At the 2007 Gathering of the Juggalos music festival, it was announced that Velasquez had been signed to Psychopathic Records and their subsidiary label Hatchet House. The following year, it was announced that Velasquez would be releasing a series of mixtapes titled Let 'Em Bleed that would feature artists on Psychopathic Records, Hatchet House and other labels. After releasing four volumes, Velasquez announced in 2010 that he would be releasing a new series of mixtapes titled Book of the Wicked. On June 4, 2013, DJ Clay released a new mixtape titled A World Upside Down.

DJ Clay appeared at the Juggalo March On Washington. In August 2018, it was announced that DJ Clay would be working on a collaboration EP with Danny Diablo.

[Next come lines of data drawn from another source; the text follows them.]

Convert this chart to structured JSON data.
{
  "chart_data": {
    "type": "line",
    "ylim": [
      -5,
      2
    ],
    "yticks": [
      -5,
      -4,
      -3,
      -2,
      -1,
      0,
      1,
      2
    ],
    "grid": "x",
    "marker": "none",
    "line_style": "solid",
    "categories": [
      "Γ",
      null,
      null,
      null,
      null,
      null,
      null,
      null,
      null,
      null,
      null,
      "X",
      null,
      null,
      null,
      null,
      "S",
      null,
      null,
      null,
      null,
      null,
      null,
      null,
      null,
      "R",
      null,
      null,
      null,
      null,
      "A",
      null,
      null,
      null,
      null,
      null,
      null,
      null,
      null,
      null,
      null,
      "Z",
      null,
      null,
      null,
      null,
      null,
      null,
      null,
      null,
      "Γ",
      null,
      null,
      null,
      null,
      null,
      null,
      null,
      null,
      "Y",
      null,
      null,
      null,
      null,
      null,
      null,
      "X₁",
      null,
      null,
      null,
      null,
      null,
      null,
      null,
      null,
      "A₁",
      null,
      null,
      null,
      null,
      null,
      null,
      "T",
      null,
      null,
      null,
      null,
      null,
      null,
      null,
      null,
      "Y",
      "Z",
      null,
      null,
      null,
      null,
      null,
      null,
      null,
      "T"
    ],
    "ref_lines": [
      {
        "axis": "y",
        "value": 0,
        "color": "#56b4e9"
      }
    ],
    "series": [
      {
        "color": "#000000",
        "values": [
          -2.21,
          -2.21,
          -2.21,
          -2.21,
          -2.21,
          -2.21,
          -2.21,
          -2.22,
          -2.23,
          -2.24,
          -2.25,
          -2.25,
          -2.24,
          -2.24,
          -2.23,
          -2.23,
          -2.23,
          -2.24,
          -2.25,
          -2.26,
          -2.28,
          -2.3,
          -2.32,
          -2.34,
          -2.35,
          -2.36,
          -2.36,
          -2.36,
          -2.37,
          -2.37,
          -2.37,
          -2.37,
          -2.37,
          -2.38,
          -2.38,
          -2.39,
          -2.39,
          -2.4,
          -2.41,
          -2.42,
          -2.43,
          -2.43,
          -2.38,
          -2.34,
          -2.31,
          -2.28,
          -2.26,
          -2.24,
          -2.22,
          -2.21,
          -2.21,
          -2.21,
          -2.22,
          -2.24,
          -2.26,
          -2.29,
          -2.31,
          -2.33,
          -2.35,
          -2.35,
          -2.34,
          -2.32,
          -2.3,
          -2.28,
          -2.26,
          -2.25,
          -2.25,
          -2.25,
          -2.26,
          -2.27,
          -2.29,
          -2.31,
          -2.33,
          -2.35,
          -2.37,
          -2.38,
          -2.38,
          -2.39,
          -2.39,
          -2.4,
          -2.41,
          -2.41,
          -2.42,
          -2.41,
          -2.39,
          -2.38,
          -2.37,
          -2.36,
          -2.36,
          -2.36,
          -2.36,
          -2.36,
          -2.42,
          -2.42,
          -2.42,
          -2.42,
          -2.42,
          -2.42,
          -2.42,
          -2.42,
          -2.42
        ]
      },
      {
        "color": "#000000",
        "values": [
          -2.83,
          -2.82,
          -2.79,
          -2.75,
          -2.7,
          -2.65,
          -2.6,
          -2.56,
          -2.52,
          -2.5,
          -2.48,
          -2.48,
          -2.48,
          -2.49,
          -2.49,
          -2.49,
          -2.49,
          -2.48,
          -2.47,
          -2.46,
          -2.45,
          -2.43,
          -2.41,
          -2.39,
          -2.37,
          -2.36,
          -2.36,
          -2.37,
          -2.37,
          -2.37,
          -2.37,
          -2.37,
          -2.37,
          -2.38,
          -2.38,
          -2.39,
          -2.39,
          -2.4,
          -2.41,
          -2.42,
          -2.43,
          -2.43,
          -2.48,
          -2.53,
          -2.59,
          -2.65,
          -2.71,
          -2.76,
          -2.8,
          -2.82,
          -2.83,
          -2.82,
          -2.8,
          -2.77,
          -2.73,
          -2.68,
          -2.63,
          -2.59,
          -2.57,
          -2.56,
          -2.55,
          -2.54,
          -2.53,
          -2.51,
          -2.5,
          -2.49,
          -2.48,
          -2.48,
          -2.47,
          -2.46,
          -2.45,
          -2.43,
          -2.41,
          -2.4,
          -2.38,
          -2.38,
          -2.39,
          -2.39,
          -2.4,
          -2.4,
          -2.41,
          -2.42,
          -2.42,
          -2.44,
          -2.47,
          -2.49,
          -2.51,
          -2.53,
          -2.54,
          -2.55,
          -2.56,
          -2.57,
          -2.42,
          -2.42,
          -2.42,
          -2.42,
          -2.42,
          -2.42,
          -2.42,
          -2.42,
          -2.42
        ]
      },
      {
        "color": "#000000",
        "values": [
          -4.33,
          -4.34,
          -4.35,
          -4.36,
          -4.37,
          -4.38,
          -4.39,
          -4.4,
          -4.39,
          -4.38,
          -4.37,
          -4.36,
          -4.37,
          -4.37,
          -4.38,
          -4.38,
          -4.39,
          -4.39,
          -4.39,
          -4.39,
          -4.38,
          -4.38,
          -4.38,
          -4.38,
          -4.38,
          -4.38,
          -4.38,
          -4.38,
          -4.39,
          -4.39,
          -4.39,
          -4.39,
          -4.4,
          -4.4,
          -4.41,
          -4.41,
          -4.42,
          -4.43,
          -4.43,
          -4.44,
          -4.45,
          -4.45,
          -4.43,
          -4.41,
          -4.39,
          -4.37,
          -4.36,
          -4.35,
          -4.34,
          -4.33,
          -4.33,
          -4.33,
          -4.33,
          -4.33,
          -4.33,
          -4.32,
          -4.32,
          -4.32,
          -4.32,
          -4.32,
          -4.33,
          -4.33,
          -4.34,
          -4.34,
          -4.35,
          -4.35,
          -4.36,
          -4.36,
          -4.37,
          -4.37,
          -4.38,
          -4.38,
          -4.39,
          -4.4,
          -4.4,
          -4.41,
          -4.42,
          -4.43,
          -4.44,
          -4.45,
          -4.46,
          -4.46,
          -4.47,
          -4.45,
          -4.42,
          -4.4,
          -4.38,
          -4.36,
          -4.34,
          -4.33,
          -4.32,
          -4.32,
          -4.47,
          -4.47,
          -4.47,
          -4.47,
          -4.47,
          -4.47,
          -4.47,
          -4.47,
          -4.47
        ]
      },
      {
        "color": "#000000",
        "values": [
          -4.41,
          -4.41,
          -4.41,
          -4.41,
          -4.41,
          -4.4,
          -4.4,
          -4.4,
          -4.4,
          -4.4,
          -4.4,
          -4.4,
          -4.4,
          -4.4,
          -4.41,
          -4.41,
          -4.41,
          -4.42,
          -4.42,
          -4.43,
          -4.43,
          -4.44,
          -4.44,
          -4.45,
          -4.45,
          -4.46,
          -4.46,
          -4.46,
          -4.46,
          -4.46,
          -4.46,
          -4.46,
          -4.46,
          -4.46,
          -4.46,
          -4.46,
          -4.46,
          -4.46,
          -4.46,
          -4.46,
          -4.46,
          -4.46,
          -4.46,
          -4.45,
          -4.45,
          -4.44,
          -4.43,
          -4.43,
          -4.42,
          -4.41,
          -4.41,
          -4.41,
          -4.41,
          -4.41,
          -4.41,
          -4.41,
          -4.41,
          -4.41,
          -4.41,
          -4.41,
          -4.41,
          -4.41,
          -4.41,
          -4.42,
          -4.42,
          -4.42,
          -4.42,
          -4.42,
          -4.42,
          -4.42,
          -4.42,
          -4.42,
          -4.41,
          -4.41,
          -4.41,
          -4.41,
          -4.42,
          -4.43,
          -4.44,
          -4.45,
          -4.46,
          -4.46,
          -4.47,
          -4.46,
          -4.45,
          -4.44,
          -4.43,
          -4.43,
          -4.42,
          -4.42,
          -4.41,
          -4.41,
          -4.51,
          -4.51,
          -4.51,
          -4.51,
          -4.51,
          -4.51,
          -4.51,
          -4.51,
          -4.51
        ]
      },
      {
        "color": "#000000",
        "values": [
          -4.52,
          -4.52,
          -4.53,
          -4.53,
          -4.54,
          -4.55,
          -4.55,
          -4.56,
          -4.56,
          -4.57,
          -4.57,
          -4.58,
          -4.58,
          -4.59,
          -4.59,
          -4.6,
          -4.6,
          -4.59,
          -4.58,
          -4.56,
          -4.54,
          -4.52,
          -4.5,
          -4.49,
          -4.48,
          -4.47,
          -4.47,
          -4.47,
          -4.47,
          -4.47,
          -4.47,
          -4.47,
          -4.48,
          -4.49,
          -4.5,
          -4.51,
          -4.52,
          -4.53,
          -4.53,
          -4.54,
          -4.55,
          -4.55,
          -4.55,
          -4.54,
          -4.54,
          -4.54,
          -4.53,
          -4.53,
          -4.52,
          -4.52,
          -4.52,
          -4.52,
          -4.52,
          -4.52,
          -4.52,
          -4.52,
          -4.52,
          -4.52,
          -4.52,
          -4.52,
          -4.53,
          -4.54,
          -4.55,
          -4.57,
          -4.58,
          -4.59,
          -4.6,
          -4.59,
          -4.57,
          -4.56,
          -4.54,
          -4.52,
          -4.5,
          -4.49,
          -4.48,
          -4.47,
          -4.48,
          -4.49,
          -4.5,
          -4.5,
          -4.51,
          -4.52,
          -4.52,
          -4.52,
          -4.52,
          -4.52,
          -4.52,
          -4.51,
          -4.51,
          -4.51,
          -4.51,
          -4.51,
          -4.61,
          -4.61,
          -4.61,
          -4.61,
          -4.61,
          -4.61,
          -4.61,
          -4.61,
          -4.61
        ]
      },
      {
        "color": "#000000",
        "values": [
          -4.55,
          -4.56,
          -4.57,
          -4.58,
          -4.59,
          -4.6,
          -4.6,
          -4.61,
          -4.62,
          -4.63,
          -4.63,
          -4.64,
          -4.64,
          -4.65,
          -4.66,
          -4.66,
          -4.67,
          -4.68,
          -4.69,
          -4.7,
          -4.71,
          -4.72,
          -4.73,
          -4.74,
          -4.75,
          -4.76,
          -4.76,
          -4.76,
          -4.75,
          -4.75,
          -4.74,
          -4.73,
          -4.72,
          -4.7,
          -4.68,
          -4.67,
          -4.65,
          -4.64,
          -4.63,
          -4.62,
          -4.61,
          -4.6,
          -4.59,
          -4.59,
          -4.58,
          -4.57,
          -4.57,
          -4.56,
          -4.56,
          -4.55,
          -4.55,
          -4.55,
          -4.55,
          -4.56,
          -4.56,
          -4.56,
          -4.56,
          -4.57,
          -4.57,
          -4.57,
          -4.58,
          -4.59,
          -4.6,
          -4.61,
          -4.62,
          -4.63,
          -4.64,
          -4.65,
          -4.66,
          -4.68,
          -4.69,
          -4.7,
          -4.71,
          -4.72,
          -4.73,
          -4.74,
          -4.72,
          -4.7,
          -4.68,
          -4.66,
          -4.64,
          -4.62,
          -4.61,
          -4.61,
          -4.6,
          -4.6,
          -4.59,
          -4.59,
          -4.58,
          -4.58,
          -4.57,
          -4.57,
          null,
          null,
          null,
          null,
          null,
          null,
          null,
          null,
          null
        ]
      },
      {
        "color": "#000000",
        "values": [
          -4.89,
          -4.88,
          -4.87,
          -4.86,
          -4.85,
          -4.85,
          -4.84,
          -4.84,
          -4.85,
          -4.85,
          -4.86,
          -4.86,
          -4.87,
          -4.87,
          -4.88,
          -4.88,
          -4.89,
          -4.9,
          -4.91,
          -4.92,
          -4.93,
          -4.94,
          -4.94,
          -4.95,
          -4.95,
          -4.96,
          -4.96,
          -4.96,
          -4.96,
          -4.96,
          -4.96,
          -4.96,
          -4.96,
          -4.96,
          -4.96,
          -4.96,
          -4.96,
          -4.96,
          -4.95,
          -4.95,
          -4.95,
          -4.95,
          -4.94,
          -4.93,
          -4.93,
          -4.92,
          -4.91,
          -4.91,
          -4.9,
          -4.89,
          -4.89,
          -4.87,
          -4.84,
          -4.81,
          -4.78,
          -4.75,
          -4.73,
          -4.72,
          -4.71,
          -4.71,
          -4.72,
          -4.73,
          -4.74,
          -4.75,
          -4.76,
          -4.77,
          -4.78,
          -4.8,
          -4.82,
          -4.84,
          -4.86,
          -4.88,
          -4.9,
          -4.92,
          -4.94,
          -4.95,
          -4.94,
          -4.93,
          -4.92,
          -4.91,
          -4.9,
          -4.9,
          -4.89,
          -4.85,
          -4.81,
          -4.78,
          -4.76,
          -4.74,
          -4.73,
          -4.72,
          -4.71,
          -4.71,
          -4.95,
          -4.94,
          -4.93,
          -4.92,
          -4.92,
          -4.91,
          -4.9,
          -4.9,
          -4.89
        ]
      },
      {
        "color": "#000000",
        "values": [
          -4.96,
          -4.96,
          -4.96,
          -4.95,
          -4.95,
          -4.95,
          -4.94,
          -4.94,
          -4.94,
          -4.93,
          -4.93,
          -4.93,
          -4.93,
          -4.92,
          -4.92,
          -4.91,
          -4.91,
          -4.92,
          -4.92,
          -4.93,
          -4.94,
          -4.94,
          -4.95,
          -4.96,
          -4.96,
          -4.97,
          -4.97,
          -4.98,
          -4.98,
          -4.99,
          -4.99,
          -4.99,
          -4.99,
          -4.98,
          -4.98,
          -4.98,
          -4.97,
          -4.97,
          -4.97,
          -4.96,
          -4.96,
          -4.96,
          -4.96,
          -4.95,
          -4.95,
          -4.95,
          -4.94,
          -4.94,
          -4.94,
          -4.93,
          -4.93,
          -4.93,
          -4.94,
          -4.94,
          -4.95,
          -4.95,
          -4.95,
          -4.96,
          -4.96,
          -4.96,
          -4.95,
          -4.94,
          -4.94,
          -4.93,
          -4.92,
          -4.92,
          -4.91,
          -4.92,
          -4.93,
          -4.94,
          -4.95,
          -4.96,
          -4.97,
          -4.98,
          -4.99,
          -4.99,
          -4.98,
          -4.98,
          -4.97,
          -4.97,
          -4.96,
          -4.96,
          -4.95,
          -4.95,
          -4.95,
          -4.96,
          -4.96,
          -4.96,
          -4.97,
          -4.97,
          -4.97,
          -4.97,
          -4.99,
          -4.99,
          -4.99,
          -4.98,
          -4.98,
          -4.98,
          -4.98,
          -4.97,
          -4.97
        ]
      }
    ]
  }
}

In September 2018, DJ Clay took to social media to announce a "black out" meaning he would be stepping away from social media to work on his new album with Psychopathic and would not return to social media until it was complete.

==Influences==
Velasquez cites Insane Clown Posse, DJ Q-bert, Mix Master Mike, DMX, Korn, Michael Jackson and The Beatles among his influences.

==Discography==
- End Of Your Career: The Mixxtape (2006)
- Let 'Em Bleed: The Mixxtape, Vol. 1 (February 19, 2008) (Hatchet House)
- Let 'Em Bleed: The Mixxtape, Vol. 2 (July 2008) (Hatchet House)
- Let 'Em Bleed: The Mixxtape, Vol. 3 (November 11, 2008) (Hatchet House)
- Let 'Em Bleed: The Mixxtape, Vol. 4 (August 6, 2009) (Hatchet House)
- Book of the Wicked, Chapter One (June 8, 2010) (Hatchet House)
- Book of the Wicked, Chapter Two (December 7, 2010) (Hatchet House)
- A World Upside Down: The Mixxtape (June 4, 2013) (Hatchet House)
- Hands of Odd EP (Tour Exclusive EP) (March 2014) (Hatchet House)
- The SidewayZ Room (December 2016) (Psychopathic Records)
- Over The Fear (August 30, 2019) (Armed Robbery Entertainment)

==Features==
He was featured on the Bloodstepp track "Underground MVP" which also featured Big Hoodoo, Axe Murder Boyz, Spice 1, KidCrusher, Syn and Mike Puwal of Zug Izland from the album Grand Theft UFO: Floppy Disk Edition released in 2014.